ACROSS the RIVER and INTO the TREES by ERNEST HEMINGWAY

“But do you really prefer the Gritti?”

“I do. Because it is a lovely restaurant and it is where you live and anyone can look at us that wants to.”

“When did you get like that?”

“I have always been like that. I have never cared what anyone thought, ever. Nor have I ever done anything that I was ashamed of except tell lies when I was a little girl and be unkind to people.”

“I wish we could be married and have five sons,” the Colonel said.

“So do I,” the girl said. “And send them to the five corners of the world.”

“Are there five corners to the world?”

“I don’t know,” she said. “It sounded as though there were when I said it. And now we are having fun again, aren’t we?”

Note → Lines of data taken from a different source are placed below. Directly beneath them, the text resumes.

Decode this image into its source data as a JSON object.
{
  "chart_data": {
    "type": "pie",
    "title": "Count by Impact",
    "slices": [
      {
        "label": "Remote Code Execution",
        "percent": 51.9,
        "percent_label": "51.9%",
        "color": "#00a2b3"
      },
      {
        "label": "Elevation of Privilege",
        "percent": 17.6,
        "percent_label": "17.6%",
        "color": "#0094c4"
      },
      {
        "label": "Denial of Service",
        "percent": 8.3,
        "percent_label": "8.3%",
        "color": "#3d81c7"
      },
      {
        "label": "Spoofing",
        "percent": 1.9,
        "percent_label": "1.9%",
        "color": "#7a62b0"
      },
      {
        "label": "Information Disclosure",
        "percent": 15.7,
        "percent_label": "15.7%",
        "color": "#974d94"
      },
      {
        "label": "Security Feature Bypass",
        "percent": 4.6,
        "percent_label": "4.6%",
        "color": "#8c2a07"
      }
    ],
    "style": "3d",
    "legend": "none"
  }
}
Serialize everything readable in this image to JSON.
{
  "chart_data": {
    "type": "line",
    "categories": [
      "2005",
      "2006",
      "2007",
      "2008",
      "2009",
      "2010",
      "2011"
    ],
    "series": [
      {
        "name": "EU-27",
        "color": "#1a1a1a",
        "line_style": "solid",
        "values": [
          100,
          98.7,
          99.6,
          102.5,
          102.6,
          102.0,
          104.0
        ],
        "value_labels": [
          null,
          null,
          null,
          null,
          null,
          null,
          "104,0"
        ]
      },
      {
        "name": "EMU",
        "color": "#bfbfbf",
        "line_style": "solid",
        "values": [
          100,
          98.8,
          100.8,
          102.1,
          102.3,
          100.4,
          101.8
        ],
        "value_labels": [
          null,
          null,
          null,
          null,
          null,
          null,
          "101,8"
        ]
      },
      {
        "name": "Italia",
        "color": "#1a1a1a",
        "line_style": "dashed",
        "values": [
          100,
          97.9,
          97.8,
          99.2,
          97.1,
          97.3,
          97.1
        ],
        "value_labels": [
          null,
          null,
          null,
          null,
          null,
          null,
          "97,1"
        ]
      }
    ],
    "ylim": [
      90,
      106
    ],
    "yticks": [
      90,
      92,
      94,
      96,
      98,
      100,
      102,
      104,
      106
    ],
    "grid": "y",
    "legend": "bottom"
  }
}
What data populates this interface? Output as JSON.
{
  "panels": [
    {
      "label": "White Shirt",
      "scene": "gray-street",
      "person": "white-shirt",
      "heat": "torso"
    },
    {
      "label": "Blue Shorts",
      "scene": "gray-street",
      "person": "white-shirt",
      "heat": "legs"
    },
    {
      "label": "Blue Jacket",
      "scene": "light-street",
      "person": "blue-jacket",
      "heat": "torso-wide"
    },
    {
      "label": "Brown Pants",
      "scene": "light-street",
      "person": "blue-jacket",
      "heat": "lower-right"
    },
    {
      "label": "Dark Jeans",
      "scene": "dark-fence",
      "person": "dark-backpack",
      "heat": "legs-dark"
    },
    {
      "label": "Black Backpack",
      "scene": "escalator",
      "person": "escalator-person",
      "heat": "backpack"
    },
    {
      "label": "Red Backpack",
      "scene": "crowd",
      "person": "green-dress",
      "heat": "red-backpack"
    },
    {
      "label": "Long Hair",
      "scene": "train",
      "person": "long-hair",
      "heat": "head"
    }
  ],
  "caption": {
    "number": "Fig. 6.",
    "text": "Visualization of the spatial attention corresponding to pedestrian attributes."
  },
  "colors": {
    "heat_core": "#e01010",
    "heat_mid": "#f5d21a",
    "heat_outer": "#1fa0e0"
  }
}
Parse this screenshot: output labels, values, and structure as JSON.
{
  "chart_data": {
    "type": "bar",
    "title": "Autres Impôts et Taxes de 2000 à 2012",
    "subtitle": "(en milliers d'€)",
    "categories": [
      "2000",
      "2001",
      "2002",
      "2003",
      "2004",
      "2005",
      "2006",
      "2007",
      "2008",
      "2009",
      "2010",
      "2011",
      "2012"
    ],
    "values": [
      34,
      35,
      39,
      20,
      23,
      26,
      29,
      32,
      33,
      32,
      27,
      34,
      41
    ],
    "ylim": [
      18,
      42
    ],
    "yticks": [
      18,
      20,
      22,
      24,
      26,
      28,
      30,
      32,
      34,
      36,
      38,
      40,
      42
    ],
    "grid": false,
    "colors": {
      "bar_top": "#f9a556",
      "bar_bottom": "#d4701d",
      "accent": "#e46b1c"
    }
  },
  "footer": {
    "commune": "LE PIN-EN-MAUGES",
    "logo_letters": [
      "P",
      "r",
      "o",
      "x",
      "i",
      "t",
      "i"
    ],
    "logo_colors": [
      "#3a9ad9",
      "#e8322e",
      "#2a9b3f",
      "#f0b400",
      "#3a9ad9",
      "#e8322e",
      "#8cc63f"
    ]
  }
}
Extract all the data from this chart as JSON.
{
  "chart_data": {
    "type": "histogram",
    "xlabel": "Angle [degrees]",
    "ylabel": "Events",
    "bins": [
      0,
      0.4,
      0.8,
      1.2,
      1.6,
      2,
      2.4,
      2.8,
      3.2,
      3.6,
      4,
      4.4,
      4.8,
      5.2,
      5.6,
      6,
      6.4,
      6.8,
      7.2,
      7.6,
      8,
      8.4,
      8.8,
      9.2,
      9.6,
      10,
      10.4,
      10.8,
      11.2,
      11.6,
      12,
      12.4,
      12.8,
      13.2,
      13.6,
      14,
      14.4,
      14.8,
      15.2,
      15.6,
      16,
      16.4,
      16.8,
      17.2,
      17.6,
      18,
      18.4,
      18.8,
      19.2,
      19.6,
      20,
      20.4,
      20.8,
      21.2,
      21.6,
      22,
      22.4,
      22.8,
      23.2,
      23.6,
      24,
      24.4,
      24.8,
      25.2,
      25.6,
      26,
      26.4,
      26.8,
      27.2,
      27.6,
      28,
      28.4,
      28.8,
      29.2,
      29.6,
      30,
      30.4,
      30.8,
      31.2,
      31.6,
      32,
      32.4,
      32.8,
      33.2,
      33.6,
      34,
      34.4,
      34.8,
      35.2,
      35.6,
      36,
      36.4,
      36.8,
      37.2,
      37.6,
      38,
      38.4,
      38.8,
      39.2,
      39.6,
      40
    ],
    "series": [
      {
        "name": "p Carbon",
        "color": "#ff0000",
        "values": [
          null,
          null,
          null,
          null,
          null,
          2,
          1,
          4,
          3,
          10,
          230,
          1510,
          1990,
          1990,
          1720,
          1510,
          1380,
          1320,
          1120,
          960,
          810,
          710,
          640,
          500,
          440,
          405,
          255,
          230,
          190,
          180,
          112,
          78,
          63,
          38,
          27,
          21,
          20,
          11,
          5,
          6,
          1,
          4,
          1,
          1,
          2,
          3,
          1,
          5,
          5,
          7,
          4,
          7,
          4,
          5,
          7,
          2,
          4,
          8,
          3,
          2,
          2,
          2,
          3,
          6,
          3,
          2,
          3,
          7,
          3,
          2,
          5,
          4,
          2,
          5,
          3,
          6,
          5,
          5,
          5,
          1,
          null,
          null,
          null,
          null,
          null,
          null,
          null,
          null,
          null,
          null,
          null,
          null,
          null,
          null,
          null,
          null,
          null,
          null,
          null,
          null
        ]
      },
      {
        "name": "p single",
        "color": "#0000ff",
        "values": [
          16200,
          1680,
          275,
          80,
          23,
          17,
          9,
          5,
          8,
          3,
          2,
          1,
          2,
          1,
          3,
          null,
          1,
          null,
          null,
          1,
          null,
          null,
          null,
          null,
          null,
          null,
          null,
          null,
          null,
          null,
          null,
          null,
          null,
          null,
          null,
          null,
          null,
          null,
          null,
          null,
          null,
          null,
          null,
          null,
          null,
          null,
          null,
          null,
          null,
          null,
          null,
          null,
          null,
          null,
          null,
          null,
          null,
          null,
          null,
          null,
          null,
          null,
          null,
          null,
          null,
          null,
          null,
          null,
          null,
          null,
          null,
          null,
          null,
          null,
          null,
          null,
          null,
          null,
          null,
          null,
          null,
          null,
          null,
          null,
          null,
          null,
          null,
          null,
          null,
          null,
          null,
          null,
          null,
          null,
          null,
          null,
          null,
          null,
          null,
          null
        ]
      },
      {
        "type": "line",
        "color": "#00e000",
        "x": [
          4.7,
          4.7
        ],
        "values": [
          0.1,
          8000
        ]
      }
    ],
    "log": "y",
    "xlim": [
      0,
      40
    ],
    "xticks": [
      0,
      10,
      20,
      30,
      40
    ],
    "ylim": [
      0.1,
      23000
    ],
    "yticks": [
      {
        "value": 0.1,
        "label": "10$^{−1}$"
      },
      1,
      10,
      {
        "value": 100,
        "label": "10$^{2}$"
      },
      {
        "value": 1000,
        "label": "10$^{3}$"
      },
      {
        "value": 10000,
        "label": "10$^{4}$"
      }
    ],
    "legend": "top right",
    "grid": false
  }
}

“Yes, Daughter,” the Colonel said.

“Say it again. Just as you said it.”

“Yes, Daughter.”

“Oh,” she said. “People must be very complicated. Please may I take your hand?”

“It’s so damned ugly and I dislike looking at it.”

“You don’t know about your hand.”

“That’s a matter of opinion,” he said. “I’d say you were wrong, Daughter.”

“Maybe I am wrong. But we’re having fun again and whatever the bad thing was is gone now.”

“It’s gone the way the mist is burned off the hollows in broken ground when the sun comes out,” the Colonel said. “And you’re the sun.”

“I want to be the moon, too.”

“You are,” the Colonel told her. “Also any particular planet that you wish to be and I will give you an accurate location of the planet. Christ, Daughter, you can be a God-damn constellation if you like. Only that’s an air­plane.”

“I’ll be the moon. She has many troubles too.”

“Yes. Her sorrows come regularly. But she always fills before she wanes.”

“She looks so sad to me sometimes across the Canal that I cannot stand it.”

“She’s been around a long time,” the Colonel said.

“Do you think we should have one more Mont­gomery?” the girl asked and the Colonel noticed that the British were gone.

He had been noticing nothing but her lovely face. I’ll get killed sometime that way, he thought. On the other hand it is a form of concentration, I suppose. But it is damned careless.

“Yes,” he said. “Why not?”

“They make me feel very good,” the girl said. “They have a certain effect on me, too, the way Cipri­ani makes them.”

“Cipriani is very intelligent.”

“He’s more than that. He’s able.”

“Some day he’ll own all Venice.”

“Not quite all,” the Colonel disagreed. “He’ll never own you.”

“No,” she said. “Nor will anyone else unless you want me.”

“I want you Daughter. But I don’t want to own you.”

“I know it,” the girl said. “And that’s one more reason why I love you.”

“Let’s get Ettore and have him call up your house. You can tell them about the portrait.”

“You are quite correct. If you want the portrait to­night, I must speak to the butler to have it wrapped and sent. I will also ask to speak to Mummy and tell her where we are dining and, if you like, I will ask her permission.”

“No,” the Colonel said. “Ettore, two Montgomerys, super Montgomerys, with garlic olives, not the big ones, and please call the home of this lady and let her know when you have completed the communication. And all of this as rapidly as possible.”

“Yes, my Colonel.”

“Now, Daughter, let us resume the having of the fun.”

“It was resumed when you spoke,” she said.

CHAPTER X

THEY were walking, now, along the right side of the street that led to the Gritti. The wind was at their backs and it blew the girl’s hair forward. The wind parted her hair in the back and blew it forward about her face. They were looking in the shop windows and the girl stopped in front of the lighted window of a jewelry shop.

There were many good pieces of old jewelry in the window and they stood and looked at them and pointed out the best ones to each other, unclasping their hands to do so.